We generally think it desirable for our moral and political opinions to be logically consistent. We view inconsistency as a failing. Why?

I'm not talking here about consistency between a person's beliefs and their actions. Failing to practice what we preach is the sort of inconsistency we call hypocrisy, and it's easy to see why we disapprove of that. Hypocrites are less trustworthy and predictable than people whose actions accord with their stated opinions. Nor am I talking about remaining consistent over time, never altering or abandoning one's earlier convictions. That's the sort of “foolish consistency” that Emerson ridiculed as “the hobgoblin of little minds.”

I'm talking about logical consistency between beliefs. Why do we care about this? Exposing inconsistency is a standard move in many an ethical argument. Take the debate about abortion, for instance. A standard argument for viewing abortion as immoral is that it is essentially no different from infanticide, which, as it is the premeditated killing of an innocent human being, meets the definition of murder. Note the form of the argument: if you think murder is wrong, then, to be consistent, you should think infanticide is wrong, in which case, to be consistent, you should think that abortion is wrong. On the other side, a common justification for permitting abortion rests on the idea that a woman has property rights over her own body. Essentially, the argument runs: if you agree that a woman's body is her own property, then consistency requires you to accept that she can do with it as she pleases, and if you agree that the fetus is a part of her body, then consistency requires you to accept that she can do as she pleases with the fetus.

Or take Peter Singer's well-known argument for why all of us who can afford to should give more to help the needy.
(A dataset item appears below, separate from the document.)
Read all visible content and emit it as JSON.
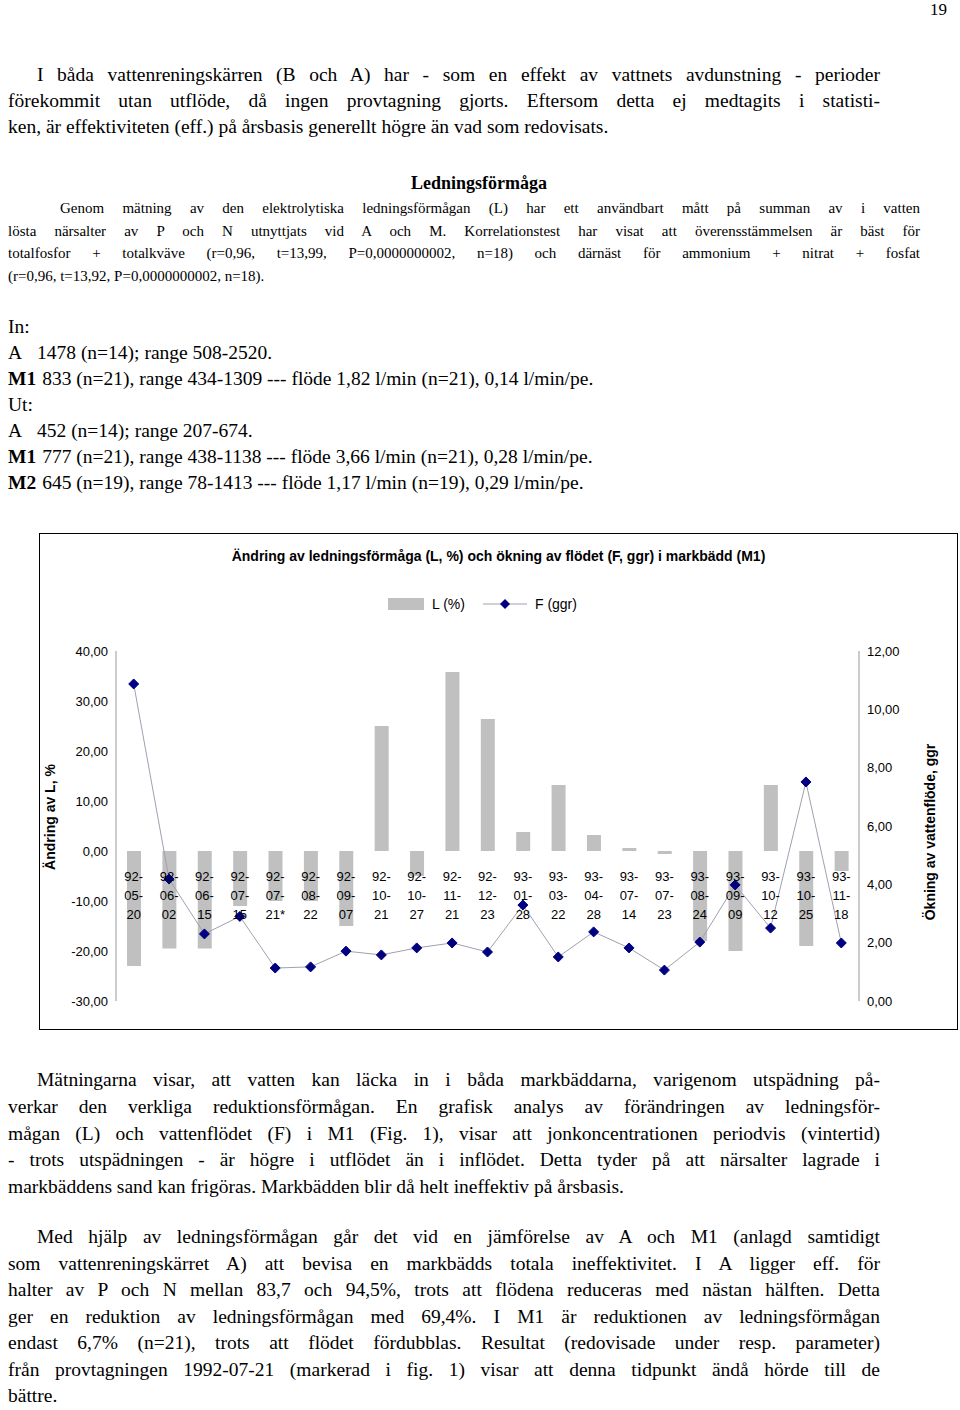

We all agree it would be wrong to not save someone from drowning just because we didn't want to ruin our shoes. Well, Singer argues, if we think that, then we should also accept that we have a duty to save human lives if we can do so by making similar minor sacrifices–and many of us can do this by donating our disposable income to charity. Whether these lives are close by or far away is irrelevant. Again, the underlying strategy here is an appeal to consistency. If you think x, then you ought, for the sake of consistency, to think y. Many other arguments about moral matters take this form.

But why do we value consistency? In science and in our everyday beliefs about the way things are, there is a straightforward answer. Inconsistent beliefs, taken together, form a contradiction: a proposition that has the form “p and not p.” We assume that reality does not contain contradictions (an assumption first articulated by Parmenides). So we infer that an inconsistent set of beliefs cannot possibly be an accurate description of the way things are.